Als het etenstijd is zegt Denise: Marcella,ik ben weg, waarop mama haar glimlachend antwoordt: Ja, kom we zijn weg! Dat doet toch weer een beetje pijn, want Denise en ik gaan weg, maar mama blijft daar achter. Ze zit klaar aan tafel voor het avondeten en Denise en ik staan op de gang naar haar te wuiven. Mama heeft ons meteen in de gaten, kijkt in onze richting, wringt haar arm van onder het voorgebonden servet en zwaait terug. Ze zegt nog iets en blijft lachend naar ons kijken. Dat is lang geleden zegt Denise verwonderd.
Donderdagnamiddag bij het boodschappen doen, kochten we voor mama orchideeën. Arsène en ik vonden het een leuk cadeautje voor Moederdag. Ik koos voor bloemen met de felle fuchsiakleur, dat zou mama zeker opvallen.
Als ik vrijdagmorgen naar mama vertrek om haar haar te doen en de was op te halen, neem ik de pot orchideeën mee. Mooie bloemen voor Moederdag, zeg lachend de hoofdverpleegster, die ik aan de lift tegenkom. Ik ben echt benieuwd of mama dat ook vindt. Ik haal er maar zelf de verpakking af en wil dan enthousiast het kleurig potje aan mama geven. Kijk eens mama, orchideeën. Voor jouw Moederkensdag. Hoewel ik haar de bloemen voorhoud, ziet mama ze niet. Ze kijkt dwars door de pot heen. Zelfs de fellekleur van de bloemen kan haar aandacht niet trekken. Mama kijkt me een beetje onbegrijpend aan als ik erover doorga hoe mooi die bloemen wel niet zijn. Ze staart me aan, blijft onbeweeglijk in haar zetel zitten en neemt de pot niet aan. Ze ziet de bloemen niet, punt uit!
Ik geef de orchideeën voor Moederdag een plaatsje op de vensterbank.
Het zonnetje schijnt woensdagnamiddag, maar de wind is zo fris dat ik toch met mama maar liever binnen blijf.
We zitten samen op haar kamer. Mama lijkt heel tevreden vandaag. Ze kijkt me glimlachend aan en ze praat druk tegen mij in haar Alzheimertaaltje. Mama wijst dingen aan die er niet zijn, maar ik ga volledig mee in haar leefwereld. Als ze overtuigd iets aanwijst wat ik absoluut niet zie en zegt Kijk, t is een schoontje, hé? , beaam ik dit meteen.

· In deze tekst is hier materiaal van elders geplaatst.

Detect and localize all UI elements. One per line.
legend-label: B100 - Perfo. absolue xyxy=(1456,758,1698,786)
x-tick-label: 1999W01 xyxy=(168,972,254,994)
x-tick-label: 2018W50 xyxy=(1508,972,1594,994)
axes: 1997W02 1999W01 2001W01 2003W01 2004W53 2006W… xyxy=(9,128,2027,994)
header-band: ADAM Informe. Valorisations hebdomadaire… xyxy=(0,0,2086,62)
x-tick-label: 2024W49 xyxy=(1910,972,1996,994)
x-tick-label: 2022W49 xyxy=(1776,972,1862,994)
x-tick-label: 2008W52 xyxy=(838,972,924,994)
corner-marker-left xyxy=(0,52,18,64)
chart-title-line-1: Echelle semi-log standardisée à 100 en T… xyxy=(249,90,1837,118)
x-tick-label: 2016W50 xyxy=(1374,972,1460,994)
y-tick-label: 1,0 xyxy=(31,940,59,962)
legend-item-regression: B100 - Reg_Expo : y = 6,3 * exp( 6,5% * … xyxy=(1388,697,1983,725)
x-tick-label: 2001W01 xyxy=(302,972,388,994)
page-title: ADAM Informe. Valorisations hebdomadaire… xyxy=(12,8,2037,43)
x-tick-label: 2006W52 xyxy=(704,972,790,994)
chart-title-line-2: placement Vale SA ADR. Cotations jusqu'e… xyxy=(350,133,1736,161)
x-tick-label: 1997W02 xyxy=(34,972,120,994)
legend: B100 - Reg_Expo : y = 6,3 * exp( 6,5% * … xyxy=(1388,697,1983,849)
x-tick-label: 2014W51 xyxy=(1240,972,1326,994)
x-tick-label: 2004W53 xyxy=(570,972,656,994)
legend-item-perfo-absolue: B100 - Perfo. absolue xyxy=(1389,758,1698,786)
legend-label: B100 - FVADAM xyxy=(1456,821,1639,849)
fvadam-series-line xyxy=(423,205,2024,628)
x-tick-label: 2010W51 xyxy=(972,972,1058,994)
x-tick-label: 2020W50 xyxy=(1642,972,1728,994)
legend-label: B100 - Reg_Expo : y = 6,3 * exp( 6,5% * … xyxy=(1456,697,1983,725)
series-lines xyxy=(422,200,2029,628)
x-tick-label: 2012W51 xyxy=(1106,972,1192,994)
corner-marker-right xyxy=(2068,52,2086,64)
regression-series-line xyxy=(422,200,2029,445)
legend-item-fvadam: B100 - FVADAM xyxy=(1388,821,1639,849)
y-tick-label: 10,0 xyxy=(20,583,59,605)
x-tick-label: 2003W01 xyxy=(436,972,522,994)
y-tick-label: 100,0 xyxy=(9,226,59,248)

Dat levert mij een tevreden en goedkeurend knikje op van mama.
En dan kijkt ze ineens dromerig in het niets. Mama is plots zó ver weg. Ze staart voor zich uit. We zitten dan gewoon stilletjes dicht bij elkaar. Zwijgend, afwezig, terwijl haar hand zachtjes speelt met mijn hand. Maar ook zonder woorden, geniet ik ervan om bij haar te zijn.